You might find these interesting:

https://blog.gardeviance.org/2013/02/attack-defend-and-dark-...

https://blog.gardeviance.org/2015/12/open-source-as-weapon.h...

Interesting read, thanks. Although in my life as a developer, I tend to avoid relying on seemingly open-source project that has a well-funded company behind. The "open source as a weapon" idea is probably more suitable for big corporations. And few people consider controlling an intermediary (like data) as "control". If I own the data, I'd rather choose a "real open-source project" to consume it, not something that could end up charging me a fortune in the future. Without the foundation software work, data is nothing. It can't be easy to get people onboard.
Its viability is directly proportional to the emphasis on sales instead of technology.

Business is not based on making good stuff.

Business is based on selling stuff.

Or to put it another way, technical development is the inverse of a con.

Good luck.

Yes I'm aware of that.
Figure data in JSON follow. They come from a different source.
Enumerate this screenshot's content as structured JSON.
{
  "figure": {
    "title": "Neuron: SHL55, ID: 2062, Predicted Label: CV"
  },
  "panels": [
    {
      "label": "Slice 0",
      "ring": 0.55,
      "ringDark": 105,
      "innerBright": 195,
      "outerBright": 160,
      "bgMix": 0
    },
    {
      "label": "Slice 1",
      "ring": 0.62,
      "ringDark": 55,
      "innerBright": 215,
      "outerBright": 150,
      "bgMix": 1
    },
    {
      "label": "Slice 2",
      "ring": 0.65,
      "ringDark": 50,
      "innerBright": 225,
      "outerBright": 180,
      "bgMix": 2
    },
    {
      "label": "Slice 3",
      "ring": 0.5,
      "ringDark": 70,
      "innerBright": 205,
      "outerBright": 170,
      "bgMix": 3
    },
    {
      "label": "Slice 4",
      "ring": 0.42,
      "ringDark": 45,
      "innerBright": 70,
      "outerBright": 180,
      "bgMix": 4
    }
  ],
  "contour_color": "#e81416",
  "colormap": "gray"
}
In my experience, the companies I worked for that are functioning properly is typically more than 60% effort dedicated to sales. It's about business development, partnering. But to me it's still a problem of the chicken and the egg. Because I'm also seeing tremendous obstacles in sales when the underlying product isn't a good one.
I'm sympathetic to seeing it as a chicken-egg problem because I do the same myself.

But I know that sales is both the chicken and the egg.

A company can sell other people's products and be a good business.

The only problem with that is that I don't get to make stuff.